Quem chegou mais perto disso foi o general argentino Juan Manuel de Rosas. No lance mais ousado da política externa brasileira da época, nosso país invadiu o Uruguai (onde o general Oribe, aliado de Rosas, estava perto de conseguir o poder) e em seguida levou a guerra à Argentina. Junto com opositores de Rosas, como Urquiza, o Brasil derrotou as tropas do general na batalha de Monte Caseros. Foi um feito militar e diplomático notável, pois Rosas havia resistido a anos de bloqueio por parte da Inglaterra e da França. As guerras brasileiras continuaram, em especial no turbulento Uruguai, onde muitos pecuaristas brasileiros possuíam fazendas.
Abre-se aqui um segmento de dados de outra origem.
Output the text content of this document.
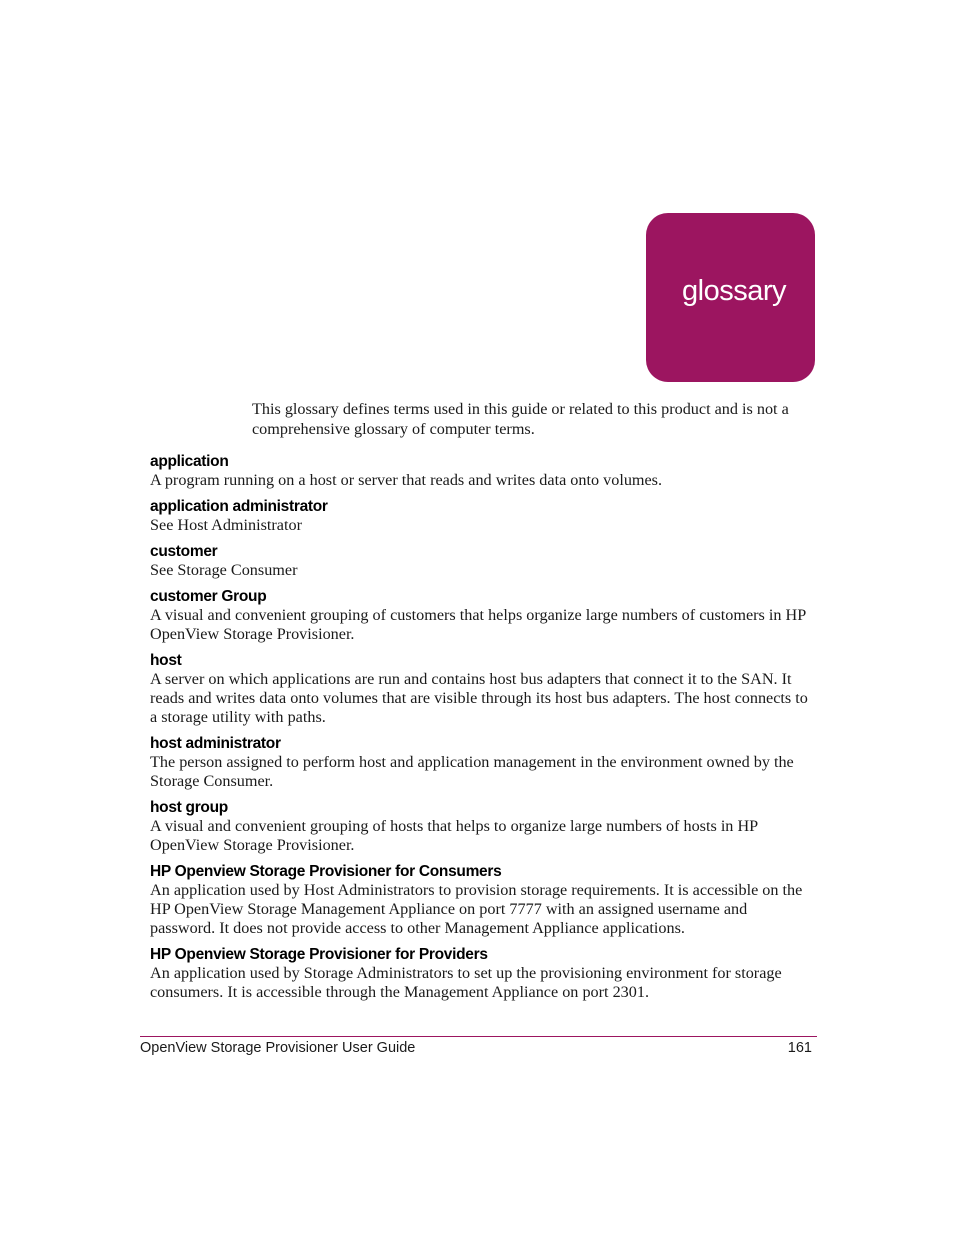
glossary

This glossary defines terms used in this guide or related to this product and is not a comprehensive glossary of computer terms.

application
A program running on a host or server that reads and writes data onto volumes.
application administrator
See Host Administrator
customer
See Storage Consumer
customer Group
A visual and convenient grouping of customers that helps organize large numbers of customers in HP OpenView Storage Provisioner.
host
A server on which applications are run and contains host bus adapters that connect it to the SAN. It reads and writes data onto volumes that are visible through its host bus adapters. The host connects to a storage utility with paths.
host administrator
The person assigned to perform host and application management in the environment owned by the Storage Consumer.
host group
A visual and convenient grouping of hosts that helps to organize large numbers of hosts in HP OpenView Storage Provisioner.
HP Openview Storage Provisioner for Consumers
An application used by Host Administrators to provision storage requirements. It is accessible on the HP OpenView Storage Management Appliance on port 7777 with an assigned username and password. It does not provide access to other Management Appliance applications.
HP Openview Storage Provisioner for Providers
An application used by Storage Administrators to set up the provisioning environment for storage consumers. It is accessible through the Management Appliance on port 2301.
OpenView Storage Provisioner User Guide	161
Os discursos do visconde do Rio Branco cobrem todo o período, pois ascendeu na política como especialista nas questões platinas. Através dos debates parlamentares, vemos o curso das invasões ao Uruguai, a postura cautelosa nas guerras civis argentinas (depois da queda de Rosas o país se fragmentou em dois Estados, com Buenos Aires formando um governo em separado) e os conflitos crescentes com o Paraguai. O presidente paraguaio Carlos Lopez armou o país, mas manteve postura defensiva e receava ataques do Brasil e da Argentina. Seu filho Solano opôs-se aos conselhos do pai e procurou resolver pela guerra os problemas de fronteira. Num gesto suicida, atacou simultaneamente Brasil, Argentina e Uruguai.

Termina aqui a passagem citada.